Barwin is an exceptional athlete who might excel at one of several positions in the NFL. He played tight end and defensive end at the University of Cincinnati and was a special teams star as well. He could also be a good fit in the NFL as a linebacker in a 3-4 scheme.
Let’s take a look at how he might fit with the Titans.
As a tight end, he’d compete for playing time with Alge Crumpler, Bo Scaife and Craig Stevens. Barwin would be more of a H-back than an inline blocker and could make Scaife expendable after this year.
Defensive end would probably be the position where he could make the quickest contribution, as a member of the regular rotation. With only one year’s experience at the position, he would still be a work in process, but one with tremendous upside.
I’ll bet he could even be an effective linebacker and an eventual replacement for David Thornton. Barwin is bigger, stronger, younger and more athletic (probably quicker and faster too) than Thornton, whose only advantage would be his experience.
No matter which position or positions the Titans use him at, he would also be a great addition to the special teams units. In college he was a regular Mr. Do-it-all as a gunner, wedge buster and punt blocker.
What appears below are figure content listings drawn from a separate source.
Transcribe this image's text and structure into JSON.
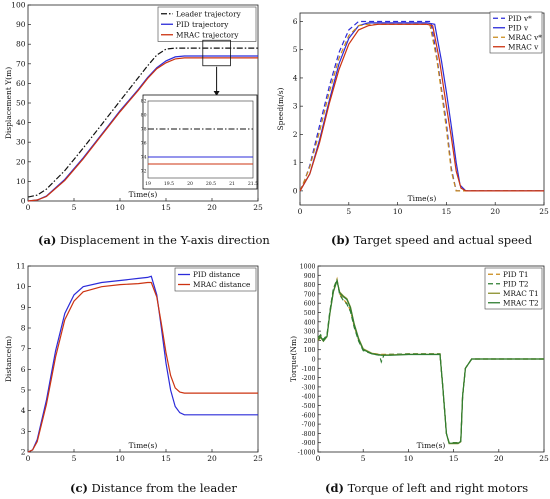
{
  "captions": [
    {
      "tag": "(a)",
      "text": "Displacement in the Y-axis direction"
    },
    {
      "tag": "(b)",
      "text": "Target speed and actual speed"
    },
    {
      "tag": "(c)",
      "text": "Distance from the leader"
    },
    {
      "tag": "(d)",
      "text": "Torque of left and right motors"
    }
  ],
  "colors": {
    "black": "#111111",
    "blue": "#2b2bd9",
    "red": "#cc3311",
    "orange": "#c98a1a",
    "green": "#2e7d32",
    "olive": "#8a8f2a"
  },
  "chart_data": [
    {
      "type": "line",
      "xlabel": "Time(s)",
      "ylabel": "Displacement Y(m)",
      "xlim": [
        0,
        25
      ],
      "ylim": [
        0,
        100
      ],
      "xticks": [
        0,
        5,
        10,
        15,
        20,
        25
      ],
      "yticks": [
        0,
        10,
        20,
        30,
        40,
        50,
        60,
        70,
        80,
        90,
        100
      ],
      "legend": "top-right",
      "grid": false,
      "series": [
        {
          "name": "Leader trajectory",
          "color": "#111111",
          "dash": "dashdot",
          "x": [
            0,
            1,
            2,
            4,
            6,
            8,
            10,
            12,
            13,
            14,
            15,
            16,
            18,
            20,
            25
          ],
          "y": [
            2,
            3,
            6,
            15.5,
            27,
            39,
            51,
            63,
            69,
            74.5,
            77.5,
            78,
            78,
            78,
            78
          ]
        },
        {
          "name": "PID trajectory",
          "color": "#2b2bd9",
          "dash": "solid",
          "x": [
            0,
            1,
            2,
            4,
            6,
            8,
            10,
            12,
            13,
            14,
            15,
            16,
            17,
            18,
            20,
            25
          ],
          "y": [
            0,
            0.5,
            2.5,
            11,
            22,
            34,
            46,
            57,
            63,
            68,
            71.5,
            73.5,
            74,
            74,
            74,
            74
          ]
        },
        {
          "name": "MRAC trajectory",
          "color": "#cc3311",
          "dash": "solid",
          "x": [
            0,
            1,
            2,
            4,
            6,
            8,
            10,
            12,
            13,
            14,
            15,
            16,
            17,
            18,
            20,
            25
          ],
          "y": [
            0,
            0.5,
            2.3,
            10.5,
            21.5,
            33.5,
            45.5,
            56.5,
            62.5,
            67.5,
            70.5,
            72.5,
            73,
            73,
            73,
            73
          ]
        }
      ],
      "inset": {
        "xlim": [
          19,
          21.5
        ],
        "ylim": [
          71,
          82
        ],
        "xticks": [
          19,
          19.5,
          20,
          20.5,
          21,
          21.5
        ],
        "yticks": [
          72,
          74,
          76,
          78,
          80,
          82
        ],
        "levels": [
          {
            "series": "Leader trajectory",
            "y": 78
          },
          {
            "series": "PID trajectory",
            "y": 74
          },
          {
            "series": "MRAC trajectory",
            "y": 73
          }
        ]
      }
    },
    {
      "type": "line",
      "xlabel": "Time(s)",
      "ylabel": "Speed(m/s)",
      "xlim": [
        0,
        25
      ],
      "ylim": [
        -0.5,
        6.3
      ],
      "xticks": [
        0,
        5,
        10,
        15,
        20,
        25
      ],
      "yticks": [
        0,
        1,
        2,
        3,
        4,
        5,
        6
      ],
      "legend": "top-right",
      "grid": false,
      "series": [
        {
          "name": "PID v*",
          "color": "#2b2bd9",
          "dash": "dash",
          "x": [
            0,
            0.5,
            1,
            2,
            3,
            4,
            5,
            6,
            7,
            8,
            10,
            12,
            13,
            13.4,
            14,
            14.5,
            15,
            15.5,
            16,
            17,
            20,
            25
          ],
          "y": [
            0,
            0.4,
            0.9,
            2.3,
            3.7,
            4.9,
            5.7,
            6,
            6,
            6,
            6,
            6,
            6,
            6,
            4.8,
            3.6,
            2.4,
            0.8,
            0,
            0,
            0,
            0
          ]
        },
        {
          "name": "PID v",
          "color": "#2b2bd9",
          "dash": "solid",
          "x": [
            0,
            0.5,
            1,
            2,
            3,
            4,
            5,
            6,
            7,
            8,
            10,
            12,
            13,
            13.8,
            14.5,
            15,
            15.5,
            16,
            16.4,
            17,
            20,
            25
          ],
          "y": [
            0,
            0.3,
            0.6,
            1.8,
            3.2,
            4.5,
            5.4,
            5.85,
            5.95,
            5.95,
            5.95,
            5.95,
            5.95,
            5.9,
            4.6,
            3.5,
            2.3,
            1.0,
            0.2,
            0,
            0,
            0
          ]
        },
        {
          "name": "MRAC v*",
          "color": "#c98a1a",
          "dash": "dash",
          "x": [
            0,
            0.5,
            1,
            2,
            3,
            4,
            5,
            6,
            7,
            8,
            10,
            12,
            13,
            13.3,
            14,
            14.5,
            15,
            15.5,
            16,
            17,
            20,
            25
          ],
          "y": [
            0,
            0.4,
            0.85,
            2.1,
            3.5,
            4.7,
            5.5,
            5.85,
            5.9,
            5.9,
            5.9,
            5.9,
            5.9,
            5.9,
            4.7,
            3.5,
            2.2,
            0.7,
            0,
            0,
            0,
            0
          ]
        },
        {
          "name": "MRAC v",
          "color": "#cc3311",
          "dash": "solid",
          "x": [
            0,
            0.5,
            1,
            2,
            3,
            4,
            5,
            6,
            7,
            8,
            10,
            12,
            13,
            13.6,
            14.3,
            15,
            15.5,
            16,
            16.5,
            17,
            20,
            25
          ],
          "y": [
            0,
            0.3,
            0.6,
            1.7,
            3.1,
            4.3,
            5.2,
            5.7,
            5.85,
            5.9,
            5.9,
            5.9,
            5.9,
            5.85,
            4.6,
            3.0,
            1.9,
            0.7,
            0.1,
            0,
            0,
            0
          ]
        }
      ]
    },
    {
      "type": "line",
      "xlabel": "Time(s)",
      "ylabel": "Distance(m)",
      "xlim": [
        0,
        25
      ],
      "ylim": [
        2,
        11
      ],
      "xticks": [
        0,
        5,
        10,
        15,
        20,
        25
      ],
      "yticks": [
        2,
        3,
        4,
        5,
        6,
        7,
        8,
        9,
        10,
        11
      ],
      "legend": "top-right",
      "grid": false,
      "series": [
        {
          "name": "PID distance",
          "color": "#2b2bd9",
          "dash": "solid",
          "x": [
            0,
            0.5,
            1,
            2,
            3,
            4,
            5,
            6,
            8,
            10,
            12,
            13,
            13.4,
            14,
            14.5,
            15,
            15.5,
            16,
            16.5,
            17,
            18,
            20,
            25
          ],
          "y": [
            2,
            2.1,
            2.6,
            4.5,
            6.9,
            8.7,
            9.6,
            10,
            10.2,
            10.3,
            10.4,
            10.45,
            10.5,
            9.6,
            8.0,
            6.3,
            5.0,
            4.2,
            3.9,
            3.8,
            3.8,
            3.8,
            3.8
          ]
        },
        {
          "name": "MRAC distance",
          "color": "#cc3311",
          "dash": "solid",
          "x": [
            0,
            0.5,
            1,
            2,
            3,
            4,
            5,
            6,
            8,
            10,
            12,
            13,
            13.4,
            14,
            14.5,
            15,
            15.5,
            16,
            16.5,
            17,
            18,
            20,
            25
          ],
          "y": [
            2,
            2.1,
            2.5,
            4.3,
            6.6,
            8.4,
            9.3,
            9.75,
            10,
            10.1,
            10.15,
            10.2,
            10.2,
            9.5,
            8.2,
            6.8,
            5.7,
            5.1,
            4.9,
            4.85,
            4.85,
            4.85,
            4.85
          ]
        }
      ]
    },
    {
      "type": "line",
      "xlabel": "Time(s)",
      "ylabel": "Torque(Nm)",
      "xlim": [
        0,
        25
      ],
      "ylim": [
        -1000,
        1000
      ],
      "xticks": [
        0,
        5,
        10,
        15,
        20,
        25
      ],
      "yticks": [
        -1000,
        -900,
        -800,
        -700,
        -600,
        -500,
        -400,
        -300,
        -200,
        -100,
        0,
        100,
        200,
        300,
        400,
        500,
        600,
        700,
        800,
        900,
        1000
      ],
      "legend": "top-right",
      "grid": false,
      "series": [
        {
          "name": "PID T1",
          "color": "#c98a1a",
          "dash": "dash",
          "x": [
            0,
            0.3,
            0.6,
            1,
            1.3,
            1.7,
            2.1,
            2.4,
            2.8,
            3.2,
            3.6,
            4,
            4.5,
            5,
            6,
            7,
            8,
            10,
            12,
            13.5,
            13.8,
            14.2,
            14.5,
            15,
            15.5,
            15.8,
            16,
            16.3,
            17,
            20,
            25
          ],
          "y": [
            220,
            250,
            200,
            250,
            500,
            750,
            860,
            700,
            640,
            600,
            520,
            350,
            200,
            100,
            60,
            50,
            50,
            55,
            55,
            55,
            -300,
            -800,
            -900,
            -900,
            -900,
            -880,
            -400,
            -100,
            0,
            0,
            0
          ]
        },
        {
          "name": "PID T2",
          "color": "#2e7d32",
          "dash": "dash",
          "x": [
            0,
            0.3,
            0.6,
            1,
            1.3,
            1.7,
            2.1,
            2.4,
            2.8,
            3.2,
            3.6,
            4,
            4.5,
            5,
            6,
            6.8,
            7,
            7.3,
            8,
            10,
            12,
            13.5,
            13.8,
            14.2,
            14.5,
            15,
            15.5,
            15.8,
            16,
            16.3,
            17,
            20,
            25
          ],
          "y": [
            230,
            260,
            210,
            260,
            510,
            760,
            850,
            690,
            630,
            590,
            510,
            340,
            190,
            90,
            55,
            40,
            -30,
            45,
            50,
            55,
            55,
            55,
            -300,
            -800,
            -900,
            -900,
            -900,
            -880,
            -400,
            -100,
            0,
            0,
            0
          ]
        },
        {
          "name": "MRAC T1",
          "color": "#8a8f2a",
          "dash": "solid",
          "x": [
            0,
            0.3,
            0.6,
            1,
            1.3,
            1.7,
            2.1,
            2.4,
            2.8,
            3.2,
            3.6,
            4,
            4.5,
            5,
            6,
            7,
            8,
            10,
            12,
            13.5,
            13.8,
            14.2,
            14.5,
            15,
            15.5,
            15.8,
            16,
            16.3,
            17,
            20,
            25
          ],
          "y": [
            200,
            230,
            190,
            240,
            480,
            720,
            840,
            720,
            680,
            650,
            560,
            380,
            220,
            110,
            60,
            45,
            45,
            50,
            50,
            50,
            -300,
            -800,
            -910,
            -910,
            -910,
            -890,
            -400,
            -100,
            0,
            0,
            0
          ]
        },
        {
          "name": "MRAC T2",
          "color": "#2e7d32",
          "dash": "solid",
          "x": [
            0,
            0.3,
            0.6,
            1,
            1.3,
            1.7,
            2.1,
            2.4,
            2.8,
            3.2,
            3.6,
            4,
            4.5,
            5,
            6,
            7,
            8,
            10,
            12,
            13.5,
            13.8,
            14.2,
            14.5,
            15,
            15.5,
            15.8,
            16,
            16.3,
            17,
            20,
            25
          ],
          "y": [
            210,
            240,
            195,
            245,
            490,
            730,
            845,
            710,
            670,
            640,
            550,
            370,
            210,
            100,
            55,
            40,
            40,
            48,
            48,
            48,
            -300,
            -800,
            -905,
            -905,
            -905,
            -885,
            -400,
            -100,
            0,
            0,
            0
          ]
        }
      ]
    }
  ]
}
Who ever heard of a defensive end, or any player his size, being used as a gunner?
The 6’4″, 256-pound prospect has been rising up the draft boards after a tremendous combine, which he followed up on with an even more impressive Pro Day.
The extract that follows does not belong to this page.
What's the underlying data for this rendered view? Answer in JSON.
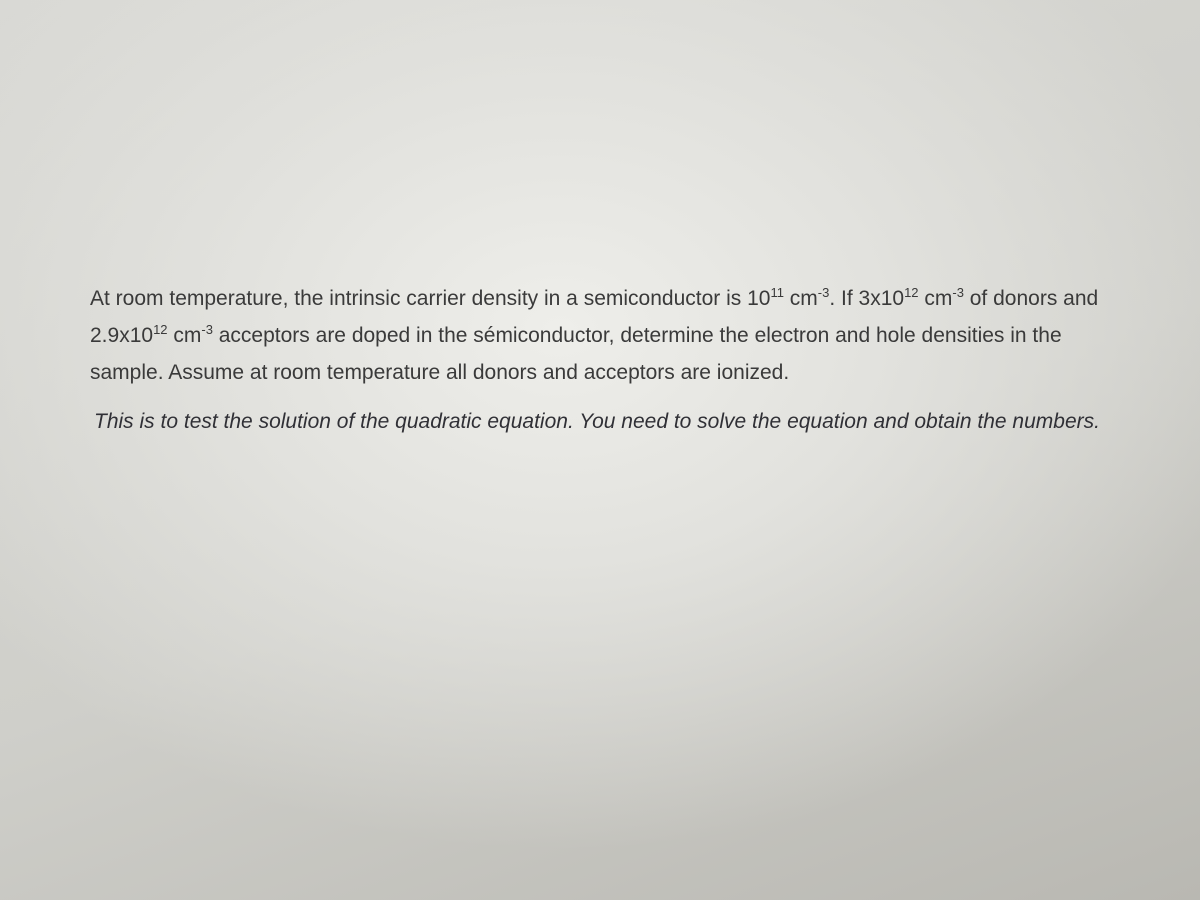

I compared his combine results with those of all the tight ends and defensive linemen who participated in those events at the combine and found some interesting results.
Barwin’s short shuttle time of 4.18 ranked first at both the defensive line and tight end positions.
His 10’8″ broad jump was better than that of any of the tight ends and tied for first among defensive linemen.
Barwin’s 40½” vertical jump was the best among defensive linemen and tied for second among tight ends.
The 40-yard dash, the glamour combine event, ranked his 4.59 time as first on the d-line and third for tight ends.
His 1.53 10-yard split was a tie for first among defensive ends and tied at third for tight ends.
Barwin’s 2.68 20-yard split ranked as a third-place tie for defensive ends and fifth for tight ends.
He was tied for second at both position groups in the three-cone drill with a time of 6.87.
The only event in which he wasn’t in the top three in one or both groups was the bench press, in which he had 21 repetitions.
Barwin followed the combine up with an outstanding Pro Day. Here’s a report on it in an excerpt from a TFYDraftcom/SI article
, which rated him as the top riser in the draft:
“Barwin proved himself to be first-round worthy at last month’s combine and on Thursday erased any remaining doubt he deserves to be a top 32 selection. Barwin improved his 40 time from Indianapolis, posting 4.48 seconds. He then put on a show for scouts in the position drills. The former tight end worked out with the offensive linemen to show his blocking prowess and with the receivers to display his pass catching skills. Barwin also did defensive line and linebacker drills. He’s getting a lot of interest from teams who select in the late part of round one such as the New England Patriots and Miami Dolphins.”
Note that the Pats and Fish both employ 3-4 defenses and more than likely view him as an outside linebacker.
For another good read, check out this scouting report
on him, both as a defensive end and a tight end.
If selected, Barwin would probably be the best all-around athlete the Titans have had since Jevon Kearse’s injury, on his first stint with the team. I like him as a defensivve end. What do you think, readers? Where would Barwin play if the Titans drafted him?